The Menominee River is permeated with spiritual, cultural, and historical significance to Menominee people. The river, at its mouth, is the site of the creation of the Menominee Tribe. It is there that the Creator transformed the bear, a supernatural being who came from below the ground, into the 1st Menominee human being. Several translations of this lengthy and complex oral tradition have been recorded beginning with Dr. Walter J. Hoffman (1890, 1896). Elders related this creation narrative to Hoffman and it is published in full in his 1896 ethnological study of the Menominee Tribe conducted under the auspices of the Bureau of American Ethnology. Menominee ties to the river that carries their name are forged in tradition and heritage and are indisputable. At various locations upstream from the confluence of the river with Green Bay traditions like the legend of Namacachure imprint the landscape. The legend tells of a beautiful but vain Menominee woman born at the mouth of the Menominee River. She possesses luxuriant, glistening ebony tresses and indulges in their care to the exclusion of other activities. As a young woman she fasts and dreams about a beautiful up-river landscape where she is called to go. She disappears, but later comes to her parents in a subsequent dream and bids them to come to live where she has been taken by a spirit who lives in the eddy at 60 Islands. At this place game would be plentiful and the young maiden would be able to visit her parents. The location indeed provided bountiful harvests of fish, agricultural crops, wild rice, and game was plentiful. The Menominee occupied this location for hundreds of years and is steeped in Menominee lore. Tribal members have paid homage to this location for many, many years with an offering of tobacco and wishes for good luck and a good smoke to the young woman who visits the terrace overlooking 60 Islands.

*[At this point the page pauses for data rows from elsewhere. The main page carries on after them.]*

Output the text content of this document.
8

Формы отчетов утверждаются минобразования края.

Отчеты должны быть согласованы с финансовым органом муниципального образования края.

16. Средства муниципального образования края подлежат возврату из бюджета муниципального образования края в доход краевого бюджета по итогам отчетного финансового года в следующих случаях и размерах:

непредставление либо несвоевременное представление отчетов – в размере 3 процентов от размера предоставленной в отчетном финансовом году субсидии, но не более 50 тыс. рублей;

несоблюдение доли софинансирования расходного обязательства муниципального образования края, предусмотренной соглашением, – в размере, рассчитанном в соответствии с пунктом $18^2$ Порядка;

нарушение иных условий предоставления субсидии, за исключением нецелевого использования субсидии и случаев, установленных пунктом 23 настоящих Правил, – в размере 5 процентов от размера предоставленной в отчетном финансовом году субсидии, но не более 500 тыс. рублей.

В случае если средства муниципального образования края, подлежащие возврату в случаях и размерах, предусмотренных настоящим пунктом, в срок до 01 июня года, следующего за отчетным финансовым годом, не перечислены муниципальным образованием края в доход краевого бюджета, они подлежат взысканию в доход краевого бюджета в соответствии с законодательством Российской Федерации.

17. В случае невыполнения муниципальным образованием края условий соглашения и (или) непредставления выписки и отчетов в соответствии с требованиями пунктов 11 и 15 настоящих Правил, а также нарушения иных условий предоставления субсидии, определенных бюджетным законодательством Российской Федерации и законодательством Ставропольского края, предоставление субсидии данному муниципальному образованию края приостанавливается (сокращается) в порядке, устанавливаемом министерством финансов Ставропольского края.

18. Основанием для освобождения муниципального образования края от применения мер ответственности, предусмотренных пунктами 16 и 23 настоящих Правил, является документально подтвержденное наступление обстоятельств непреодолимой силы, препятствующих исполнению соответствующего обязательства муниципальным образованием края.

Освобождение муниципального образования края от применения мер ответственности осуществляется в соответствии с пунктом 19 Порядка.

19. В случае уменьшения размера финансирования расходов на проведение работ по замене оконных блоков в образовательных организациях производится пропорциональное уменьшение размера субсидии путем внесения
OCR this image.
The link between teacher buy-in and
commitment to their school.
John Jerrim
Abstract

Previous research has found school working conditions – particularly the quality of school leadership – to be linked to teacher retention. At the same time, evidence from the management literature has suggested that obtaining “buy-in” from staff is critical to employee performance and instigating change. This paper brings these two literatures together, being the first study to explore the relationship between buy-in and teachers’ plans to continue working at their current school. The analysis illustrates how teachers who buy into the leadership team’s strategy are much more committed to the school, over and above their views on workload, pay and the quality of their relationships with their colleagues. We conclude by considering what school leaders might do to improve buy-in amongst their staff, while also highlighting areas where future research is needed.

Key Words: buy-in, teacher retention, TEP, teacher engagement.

The “Battle of the Pierced Forehead” is another well-known Menominee tradition. It speaks to many issues, not the least of which is the importance of harvesting sturgeon both at the mouth of the Menominee River and at locations upstream. The theme of the story entails the river mouth village blocking the river with a weir and prohibiting the fish from their spring migration upstream where the villages anxiously awaited the arrival of Nama’o (sturgeon) to feed the people after a long winter when food was scarce. It was told to Indian agent C.C. Trowbridge in the 1820s while he was stationed at Green Bay but many other versions are known. Interpretations vary about the events that unfolded—sometimes placing the Menominee and the Ojibwa as adversaries, but also identifying this as a mythical event that describes divisions in the tribe. What is not open to differing interpretations, however, is that in the distant past there were Menominee settlements both at the river’s mouth and at locations upstream including 60 Islands, White Rapids and Chalk Hill.

Situated on the Wisconsin side of the Menominee River at 60 Islands is the well known 17th-19th century Menominee settlement that includes two dance rings thought to be associated with the Dream Dance, a Midewin lodge cemetery and a sturgeon weir. The late Louis Bernard Kakatosh, a life-long Menominee resident of the region and great grandson of the prestigious Menominee chief Tomah, told of the many locations along the Menominee River from its mouth to Sturgeon Falls where the Menominee buried their dead. The archaeological sites situated in the 60 Islands area, also known as the Backlund Mounds and Village/White Rapids site complex, are claimed to be ancestral Menominee sites. This includes a long stretch of several miles along the Menominee River to White Rapids, north to Chalk Hill, and beyond. The landscape is littered with the remnants of raised agricultural fields that define the northern limits of corn agriculture in prehistoric times, mound groups, some excavated, others destroyed, but several remain still intact on both State of Michigan and private lands at 60 Islands within the Back Forty Mine project footprint. Many of these sites appear to be areas of possible impact from the Back Forty Mine development and the Menominee Indian Tribe of Wisconsin is concerned about their protection and preservation.